Identity and Inclusion
L.A. Director of Be’chol Lashon Davi Cheng, second from left, participates in a forum at the National Center for the Preservation of Democracy.
(Photo: Mikey Hirano Culross/Rafu Shimpo)
Changing attitudes on multicultural families and intermarriage was the topic Thursday evening at the National Center for the Preservation of Democracy in Little Tokyo, during a forum organized by the Asian Jewish Initiative.
The event, whose sponsors included the Anti-Defamation League and the Asian Pacific American Legal Center, had the stated goal of helping to advance partnerships between the Asian and Jewish communities, yet broadened its approach to include discussions of multicultural identity struggles and the question of gay and lesbian participation in Judaism.
The evening was highlighted by a spirited presentation by artist Kip Fulbeck, author “Part Asian, 100% Hapa,” among other titles.
After opening with a one-man sketch in which he is interviewing for a job and forced to identify himself within a single ethnic group, Fulbeck related some of his experiences of being of mixed race and the challenges he has faced.
“It was only nine years ago that the U.S. Census allowed residents to check more than one box relating to race,” Fulbeck noted, adding that his parents were married before the repeal of anti-miscegenation laws that forbade mixed-race couples from being married.
“For kids, they had to choose the race of either their mother or father, and that’s a hard thing to do for someone so young,” he said.
A discussion followed Fulbeck’s comments with a panel guests that included KABC news anchor David Ono, whose mother was Japanese.
“My mother died when I was very young, and growing up in San Antonio, Texas, I didn’t really know what it meant to be Japanese,” Ono said, recalling his childhood. “Back then, in the 70s and 80s, Texas was not very diversified. Because I was of mixed race, people couldn’t quite figure out what I was. There was a lot of assumption that I wasn’t Hispanic, because I had dark hair.”
Ono said that it was until he relocated to California that he became more aware of how many people were embracing their multiracial heritage and sharing their stories.
“It’s been a rather remarkable learning process,” Ono said. “You can’t help but immerse yourself into these issues and learn about them and what it’s like.”
The forum had an added sense of sobriety in light of the recent killing of a doctor by an antiabortionist radical and this week’s slaying of an African American security guard by a white supremacist at the Holocaust Museum in Washington D.C.
Davi Cheng, Hong Kong-born vice president of the Union of Reform Judaism Pacific Southwest region and L.A. director of Be’chol Lashon, was among the panelists.

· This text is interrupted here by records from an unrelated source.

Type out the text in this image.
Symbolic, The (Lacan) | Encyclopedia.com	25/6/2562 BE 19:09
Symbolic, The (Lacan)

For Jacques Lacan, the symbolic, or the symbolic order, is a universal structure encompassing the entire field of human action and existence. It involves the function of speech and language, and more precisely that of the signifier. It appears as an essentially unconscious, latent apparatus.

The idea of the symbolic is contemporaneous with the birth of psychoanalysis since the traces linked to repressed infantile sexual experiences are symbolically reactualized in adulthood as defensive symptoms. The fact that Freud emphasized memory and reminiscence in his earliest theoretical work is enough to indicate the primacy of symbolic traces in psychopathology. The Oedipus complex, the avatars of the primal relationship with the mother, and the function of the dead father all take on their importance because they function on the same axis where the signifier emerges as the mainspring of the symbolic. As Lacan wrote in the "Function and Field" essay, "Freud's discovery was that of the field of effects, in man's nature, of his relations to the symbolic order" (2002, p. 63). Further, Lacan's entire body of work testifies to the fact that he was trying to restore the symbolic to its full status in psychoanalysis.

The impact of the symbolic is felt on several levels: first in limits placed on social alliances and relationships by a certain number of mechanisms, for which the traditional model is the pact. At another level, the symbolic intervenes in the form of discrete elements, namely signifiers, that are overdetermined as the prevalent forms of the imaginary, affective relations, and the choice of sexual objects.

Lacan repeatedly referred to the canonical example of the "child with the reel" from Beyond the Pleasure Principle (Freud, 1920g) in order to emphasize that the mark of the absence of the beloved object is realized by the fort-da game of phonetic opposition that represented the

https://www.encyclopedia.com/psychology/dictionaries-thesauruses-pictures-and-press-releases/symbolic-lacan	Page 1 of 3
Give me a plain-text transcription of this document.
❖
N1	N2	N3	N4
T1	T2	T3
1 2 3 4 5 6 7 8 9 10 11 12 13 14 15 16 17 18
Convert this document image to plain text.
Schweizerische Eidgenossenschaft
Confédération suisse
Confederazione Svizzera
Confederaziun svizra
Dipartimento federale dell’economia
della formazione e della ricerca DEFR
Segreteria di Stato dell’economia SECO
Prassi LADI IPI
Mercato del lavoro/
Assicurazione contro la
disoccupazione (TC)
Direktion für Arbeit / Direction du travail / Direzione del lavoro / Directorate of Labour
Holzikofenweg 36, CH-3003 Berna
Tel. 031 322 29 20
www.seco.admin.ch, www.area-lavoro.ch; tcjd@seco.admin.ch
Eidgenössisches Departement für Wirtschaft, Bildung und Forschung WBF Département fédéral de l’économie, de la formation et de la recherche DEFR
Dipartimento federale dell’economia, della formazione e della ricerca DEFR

“It’s a perversion of the symbols,” Cheng said referring to the killings. “This doctor was gunned down in a church. The guard was killed in a museum of tolerance.”
Cheng attended the discussion with her spouse, Bracha. The two were married last July after the California State Supreme Court struck down a law banning same-sex marriage and before the passage of Proposition 8 reinstated the ban. She said that her life has helped her to see the world in a unique way.
“As a Chinese lesbian Jew, I have the good fortune of experiencing life through many different perspectives,” she said during the discussion.